Setelah melakukan pemeriksaan rutin pada kandungan Puri, sang dokter mengamati hasil USG dan kemudian menatap pasangan muda itu sambil tersenyum.
"Semua terlihat baik, bayi dalam kandungan tumbuh dengan sehat," kata dokter.
Puri mengangguk pelan, merasa sedikit lega. Namun kemudian, dokter melanjutkan dengan suara lembut,
"Saya ingin bertanya, apakah kalian masih sering berhubungan suami istri secara emosional dan fisik?"

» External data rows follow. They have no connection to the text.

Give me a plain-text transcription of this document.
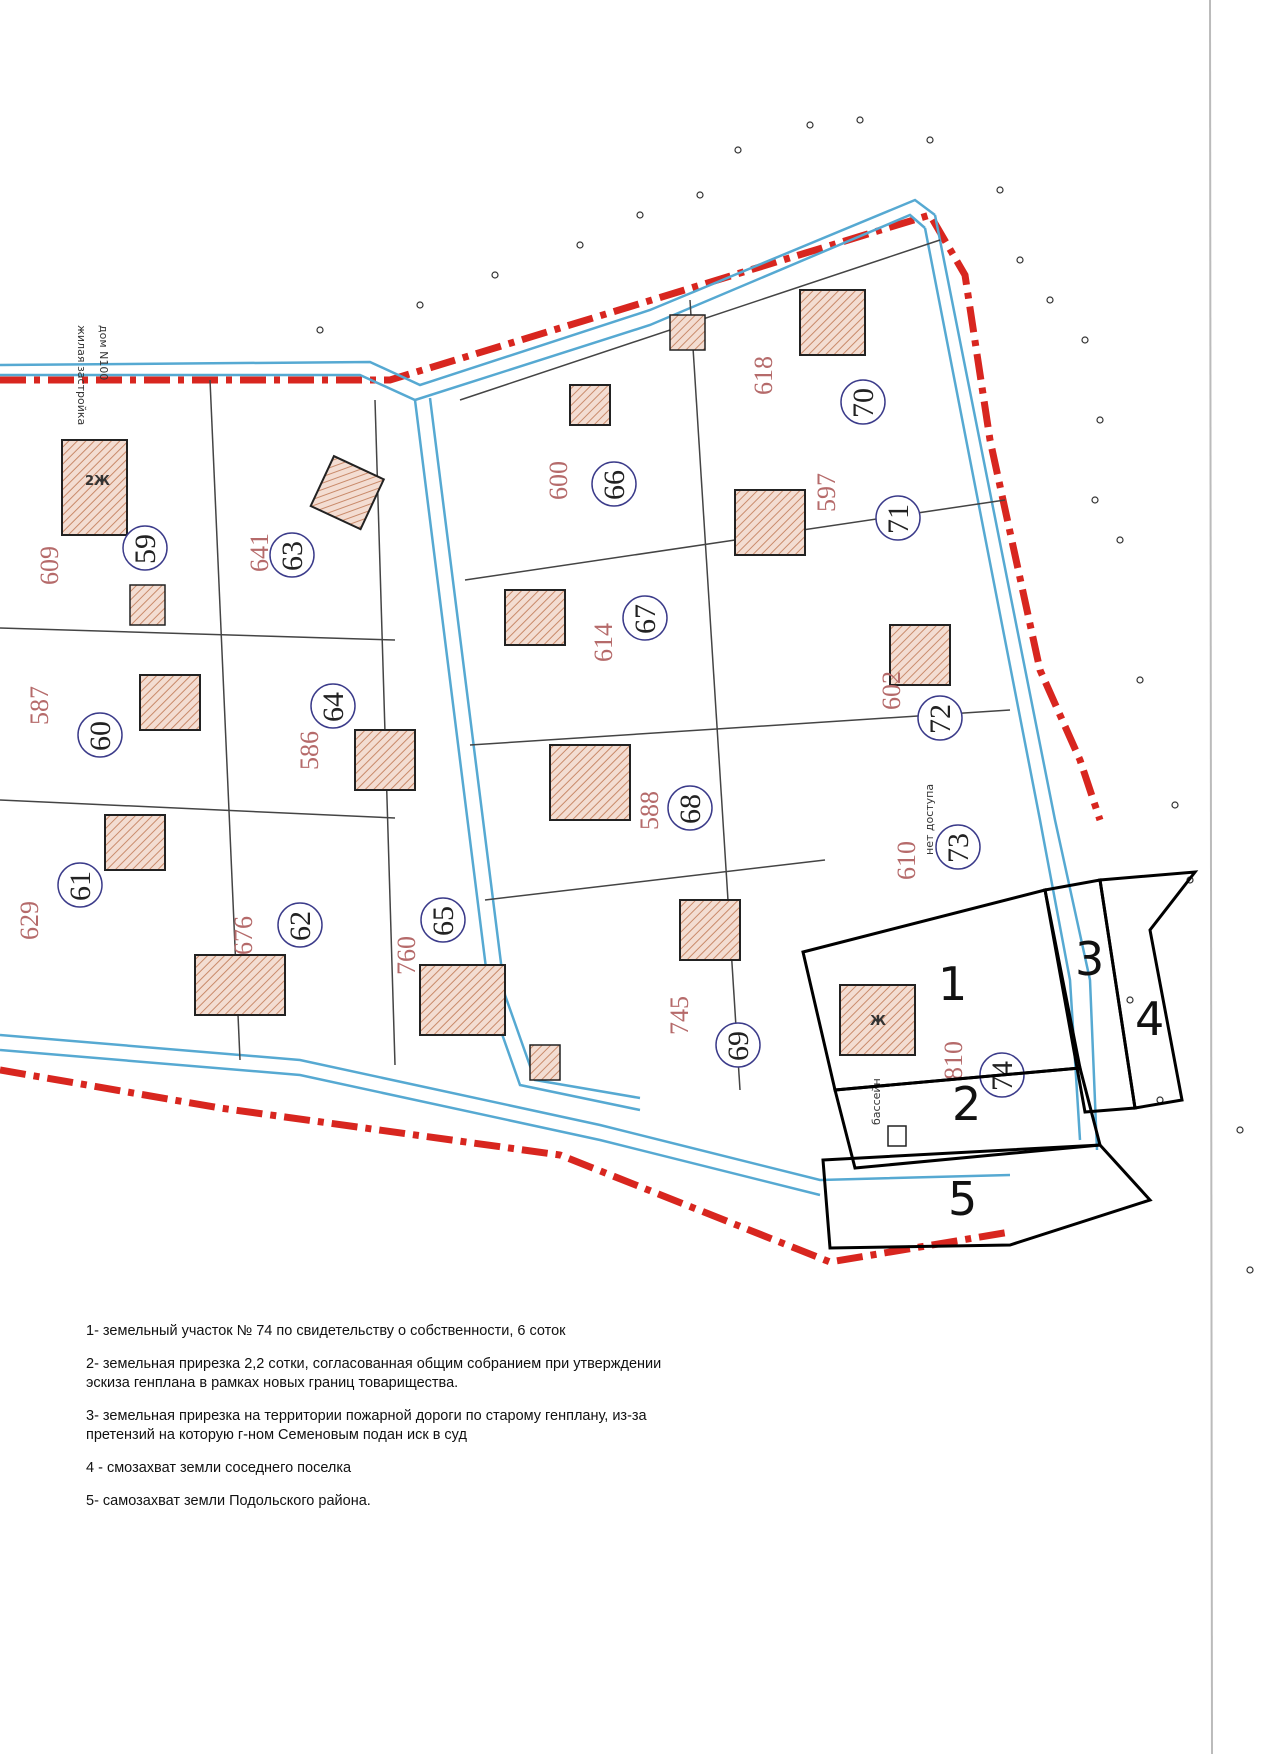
2Ж
Ж
бассейн
нет доступа
жилая застройка дом N100
59
609
60
587
61
629	62
676
63
641
64
586
65
760
66
600
67
614
68
588
69
745
70
618
71
597
72
602
73
610
74
810
1
2
3
4
5

1- земельный участок № 74 по свидетельству о собственности, 6 соток

2- земельная прирезка 2,2 сотки, согласованная общим собранием при утверждении эскиза генплана в рамках новых границ товарищества.

3- земельная прирезка на территории пожарной дороги по старому генплану, из-за претензий на которую г-ном Семеновым подан иск в суд

4 - смозахват земли соседнего поселка

5- самозахват земли Подольского района.
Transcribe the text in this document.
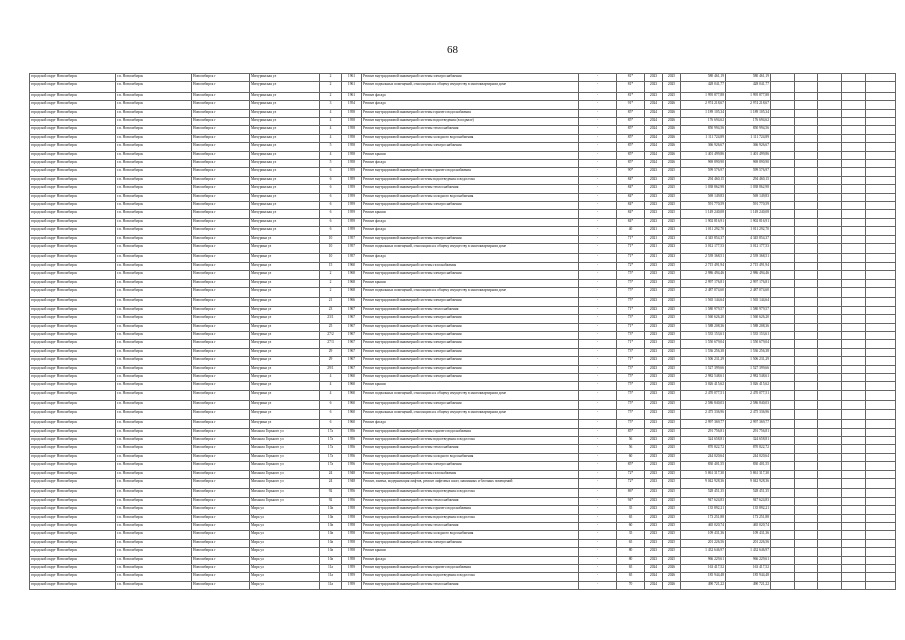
68
городской округ Новосибирск	г.п. Новосибирск	Новосибирск г	Мичуринская ул	2	1961	Ремонт внутридомовой инженерной системы электроснабжения	-	81*	2023	2025	580 461,19	580 461,19					
городской округ Новосибирск	г.п. Новосибирск	Новосибирск г	Мичуринская ул	2	1961	Ремонт подвальных помещений, относящихся к общему имуществу в многоквартирном доме	-	81*	2023	2025	428 041,77	428 041,77					
городской округ Новосибирск	г.п. Новосибирск	Новосибирск г	Мичуринская ул	2	1961	Ремонт фасада	-	81*	2023	2025	1 995 877,88	1 995 877,88					
городской округ Новосибирск	г.п. Новосибирск	Новосибирск г	Мичуринская ул	3	1954	Ремонт фасада	-	91*	2024	2026	2 974 218,67	2 974 218,67					
городской округ Новосибирск	г.п. Новосибирск	Новосибирск г	Мичуринская ул	4	1958	Ремонт внутридомовой инженерной системы горячего водоснабжения	-	85*	2024	2026	1 189 105,34	1 189 105,34					
городской округ Новосибирск	г.п. Новосибирск	Новосибирск г	Мичуринская ул	4	1958	Ремонт внутридомовой инженерной системы водоотведения (в подвале)	-	85*	2024	2026	176 694,62	176 694,62					
городской округ Новосибирск	г.п. Новосибирск	Новосибирск г	Мичуринская ул	4	1958	Ремонт внутридомовой инженерной системы теплоснабжения	-	85*	2024	2026	850 994,56	850 994,56					
городской округ Новосибирск	г.п. Новосибирск	Новосибирск г	Мичуринская ул	4	1958	Ремонт внутридомовой инженерной системы холодного водоснабжения	-	85*	2024	2026	1 111 724,89	1 111 724,89					
городской округ Новосибирск	г.п. Новосибирск	Новосибирск г	Мичуринская ул	5	1958	Ремонт внутридомовой инженерной системы электроснабжения	-	85*	2024	2026	366 926,67	366 926,67					
городской округ Новосибирск	г.п. Новосибирск	Новосибирск г	Мичуринская ул	4	1958	Ремонт крыши	-	85*	2024	2026	1 401 499,86	1 401 499,86					
городской округ Новосибирск	г.п. Новосибирск	Новосибирск г	Мичуринская ул	5	1958	Ремонт фасада	-	85*	2024	2026	969 890,90	969 890,90					
городской округ Новосибирск	г.п. Новосибирск	Новосибирск г	Мичуринская ул	6	1959	Ремонт внутридомовой инженерной системы горячего водоснабжения	-	90*	2023	2025	599 576,97	599 576,97					
городской округ Новосибирск	г.п. Новосибирск	Новосибирск г	Мичуринская ул	6	1959	Ремонт внутридомовой инженерной системы водоотведения и водостока	-	84*	2023	2025	294 460,15	294 460,15					
городской округ Новосибирск	г.п. Новосибирск	Новосибирск г	Мичуринская ул	6	1959	Ремонт внутридомовой инженерной системы теплоснабжения	-	84*	2023	2025	1 038 862,98	1 038 862,98					
городской округ Новосибирск	г.п. Новосибирск	Новосибирск г	Мичуринская ул	6	1959	Ремонт внутридомовой инженерной системы холодного водоснабжения	-	84*	2023	2025	569 149,83	569 149,83					
городской округ Новосибирск	г.п. Новосибирск	Новосибирск г	Мичуринская ул	6	1959	Ремонт внутридомовой инженерной системы электроснабжения	-	84*	2023	2025	591 770,59	591 770,59					
городской округ Новосибирск	г.п. Новосибирск	Новосибирск г	Мичуринская ул	6	1959	Ремонт крыши	-	84*	2023	2025	1 149 240,08	1 149 240,08					
городской округ Новосибирск	г.п. Новосибирск	Новосибирск г	Мичуринская ул	6	1959	Ремонт фасада	-	84*	2023	2025	1 902 816,91	1 902 816,91					
городской округ Новосибирск	г.п. Новосибирск	Новосибирск г	Мичуринская ул	6	1959	Ремонт фасада	-	40	2021	2023	1 011 292,70	1 011 292,70					
городской округ Новосибирск	г.п. Новосибирск	Новосибирск г	Мичурина ул	10	1957	Ремонт внутридомовой инженерной системы электроснабжения	-	71*	2021	2023	4 345 854,37	4 345 854,37					
городской округ Новосибирск	г.п. Новосибирск	Новосибирск г	Мичурина ул	10	1957	Ремонт подвальных помещений, относящихся к общему имуществу в многоквартирном доме	-	71*	2021	2023	3 012 177,53	3 012 177,53					
городской округ Новосибирск	г.п. Новосибирск	Новосибирск г	Мичурина ул	10	1957	Ремонт фасада	-	71*	2021	2023	2 539 368,51	2 539 368,51					
городской округ Новосибирск	г.п. Новосибирск	Новосибирск г	Мичурина ул	15	1960	Ремонт внутридомовой инженерной системы газоснабжения	-	72*	2023	2025	2 715 491,94	2 715 491,94					
городской округ Новосибирск	г.п. Новосибирск	Новосибирск г	Мичурина ул	2	1968	Ремонт внутридомовой инженерной системы электроснабжения	-	75*	2023	2025	2 986 494,46	2 986 494,46					
городской округ Новосибирск	г.п. Новосибирск	Новосибирск г	Мичурина ул	2	1968	Ремонт крыши	-	75*	2023	2025	2 997 176,81	2 997 176,81					
городской округ Новосибирск	г.п. Новосибирск	Новосибирск г	Мичурина ул	2	1968	Ремонт подвальных помещений, относящихся к общему имуществу в многоквартирном доме	-	75*	2023	2025	2 487 074,60	2 487 074,60					
городской округ Новосибирск	г.п. Новосибирск	Новосибирск г	Мичурина ул	21	1966	Ремонт внутридомовой инженерной системы электроснабжения	-	75*	2023	2025	1 565 144,64	1 565 144,64					
городской округ Новосибирск	г.п. Новосибирск	Новосибирск г	Мичурина ул	23	1967	Ремонт внутридомовой инженерной системы теплоснабжения	-	71*	2023	2025	1 580 979,57	1 580 979,57					
городской округ Новосибирск	г.п. Новосибирск	Новосибирск г	Мичурина ул	23/1	1967	Ремонт внутридомовой инженерной системы электроснабжения	-	73*	2023	2025	1 560 626,20	1 560 626,20					
городской округ Новосибирск	г.п. Новосибирск	Новосибирск г	Мичурина ул	25	1967	Ремонт внутридомовой инженерной системы электроснабжения	-	71*	2023	2025	1 588 208,36	1 588 208,36					
городской округ Новосибирск	г.п. Новосибирск	Новосибирск г	Мичурина ул	27/2	1967	Ремонт внутридомовой инженерной системы электроснабжения	-	73*	2023	2025	1 535 153,61	1 535 153,61					
городской округ Новосибирск	г.п. Новосибирск	Новосибирск г	Мичурина ул	27/3	1967	Ремонт внутридомовой инженерной системы электроснабжения	-	71*	2023	2025	1 550 679,04	1 550 679,04					
городской округ Новосибирск	г.п. Новосибирск	Новосибирск г	Мичурина ул	29	1967	Ремонт внутридомовой инженерной системы электроснабжения	-	73*	2023	2025	1 536 256,38	1 536 256,38					
городской округ Новосибирск	г.п. Новосибирск	Новосибирск г	Мичурина ул	29	1967	Ремонт внутридомовой инженерной системы электроснабжения	-	71*	2023	2025	1 506 231,29	1 506 231,29					
городской округ Новосибирск	г.п. Новосибирск	Новосибирск г	Мичурина ул	29/1	1967	Ремонт внутридомовой инженерной системы электроснабжения	-	73*	2023	2025	1 527 399,66	1 527 399,66					
городской округ Новосибирск	г.п. Новосибирск	Новосибирск г	Мичурина ул	4	1960	Ремонт внутридомовой инженерной системы электроснабжения	-	75*	2023	2025	2 982 548,61	2 982 548,61					
городской округ Новосибирск	г.п. Новосибирск	Новосибирск г	Мичурина ул	4	1960	Ремонт крыши	-	75*	2023	2025	3 026 415,62	3 026 415,62					
городской округ Новосибирск	г.п. Новосибирск	Новосибирск г	Мичурина ул	4	1960	Ремонт подвальных помещений, относящихся к общему имуществу в многоквартирном доме	-	75*	2023	2025	2 470 077,51	2 470 077,51					
городской округ Новосибирск	г.п. Новосибирск	Новосибирск г	Мичурина ул	6	1960	Ремонт внутридомовой инженерной системы электроснабжения	-	75*	2023	2025	2 586 840,03	2 586 840,03					
городской округ Новосибирск	г.п. Новосибирск	Новосибирск г	Мичурина ул	6	1960	Ремонт подвальных помещений, относящихся к общему имуществу в многоквартирном доме	-	75*	2023	2025	2 475 336,96	2 475 336,96					
городской округ Новосибирск	г.п. Новосибирск	Новосибирск г	Мичурина ул	6	1960	Ремонт фасада	-	75*	2023	2025	2 997 369,77	2 997 369,77					
городской округ Новосибирск	г.п. Новосибирск	Новосибирск г	Михаила Горького ул	17а	1956	Ремонт внутридомовой инженерной системы горячего водоснабжения	-	85*	2023	2025	291 756,81	291 756,81					
городской округ Новосибирск	г.п. Новосибирск	Новосибирск г	Михаила Горького ул	17а	1956	Ремонт внутридомовой инженерной системы водоотведения и водостока	-	56	2023	2025	324 658,81	324 658,81					
городской округ Новосибирск	г.п. Новосибирск	Новосибирск г	Михаила Горького ул	17а	1956	Ремонт внутридомовой инженерной системы теплоснабжения	-	56	2023	2025	870 822,72	870 822,72					
городской округ Новосибирск	г.п. Новосибирск	Новосибирск г	Михаила Горького ул	17а	1956	Ремонт внутридомовой инженерной системы холодного водоснабжения	-	60	2023	2025	244 020,64	244 020,64					
городской округ Новосибирск	г.п. Новосибирск	Новосибирск г	Михаила Горького ул	17а	1956	Ремонт внутридомовой инженерной системы электроснабжения	-	85*	2023	2025	830 401,55	830 401,55					
городской округ Новосибирск	г.п. Новосибирск	Новосибирск г	Михаила Горького ул	24	1948	Ремонт внутридомовой инженерной системы газоснабжения	-	72*	2023	2025	5 861 317,30	5 861 317,30					
городской округ Новосибирск	г.п. Новосибирск	Новосибирск г	Михаила Горького ул	24	1948	Ремонт, замена, модернизация лифтов, ремонт лифтовых шахт, машинных и блочных помещений	-	72*	2023	2025	9 042 928,36	9 042 928,36					
городской округ Новосибирск	г.п. Новосибирск	Новосибирск г	Михаила Горького ул	92	1956	Ремонт внутридомовой инженерной системы водоотведения и водостока	-	86*	2023	2025	528 451,35	528 451,35					
городской округ Новосибирск	г.п. Новосибирск	Новосибирск г	Михаила Горького ул	92	1956	Ремонт внутридомовой инженерной системы теплоснабжения	-	94*	2023	2025	947 624,83	947 624,83					
городской округ Новосибирск	г.п. Новосибирск	Новосибирск г	Мира ул	10а	1958	Ремонт внутридомовой инженерной системы горячего водоснабжения	-	35	2023	2025	135 892,21	135 892,21					
городской округ Новосибирск	г.п. Новосибирск	Новосибирск г	Мира ул	10а	1958	Ремонт внутридомовой инженерной системы водоотведения и водостока	-	65	2023	2025	173 251,88	173 251,88					
городской округ Новосибирск	г.п. Новосибирск	Новосибирск г	Мира ул	10а	1958	Ремонт внутридомовой инженерной системы теплоснабжения	-	60	2023	2025	465 020,74	465 020,74					
городской округ Новосибирск	г.п. Новосибирск	Новосибирск г	Мира ул	10а	1958	Ремонт внутридомовой инженерной системы холодного водоснабжения	-	35	2023	2025	109 431,36	109 431,36					
городской округ Новосибирск	г.п. Новосибирск	Новосибирск г	Мира ул	10а	1958	Ремонт внутридомовой инженерной системы электроснабжения	-	65	2023	2025	201 226,56	201 226,56					
городской округ Новосибирск	г.п. Новосибирск	Новосибирск г	Мира ул	10а	1958	Ремонт крыши	-	80	2023	2025	1 432 646,97	1 432 646,97					
городской округ Новосибирск	г.п. Новосибирск	Новосибирск г	Мира ул	10а	1958	Ремонт фасада	-	80	2023	2025	966 229,61	966 229,61					
городской округ Новосибирск	г.п. Новосибирск	Новосибирск г	Мира ул	11а	1959	Ремонт внутридомовой инженерной системы горячего водоснабжения	-	65	2024	2026	163 417,52	163 417,52					
городской округ Новосибирск	г.п. Новосибирск	Новосибирск г	Мира ул	11а	1959	Ремонт внутридомовой инженерной системы водоотведения и водостока	-	65	2024	2026	185 944,48	185 944,48					
городской округ Новосибирск	г.п. Новосибирск	Новосибирск г	Мира ул	11а	1959	Ремонт внутридомовой инженерной системы теплоснабжения	-	70	2024	2026	490 721,22	490 721,22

Puri tampak sedikit gugup, sementara Yudha meraih tangannya untuk memberinya rasa aman.
Dokter kemudian menjelaskan dengan profesional,
"Dalam fase kehamilan seperti ini, interaksi emosional dan kedekatan fisik antara pasangan sangat penting. Bukan hanya untuk kesehatan ibu, tapi juga perkembangan janin. Saya bukan bicara hanya soal hubungan seksual, tapi juga kebersamaan, perhatian, komunikasi, dan dukungan dari suami."
Yudha mengangguk paham. "Kami masih beradaptasi, Dok. Tapi saya berusaha selalu ada untuk Puri."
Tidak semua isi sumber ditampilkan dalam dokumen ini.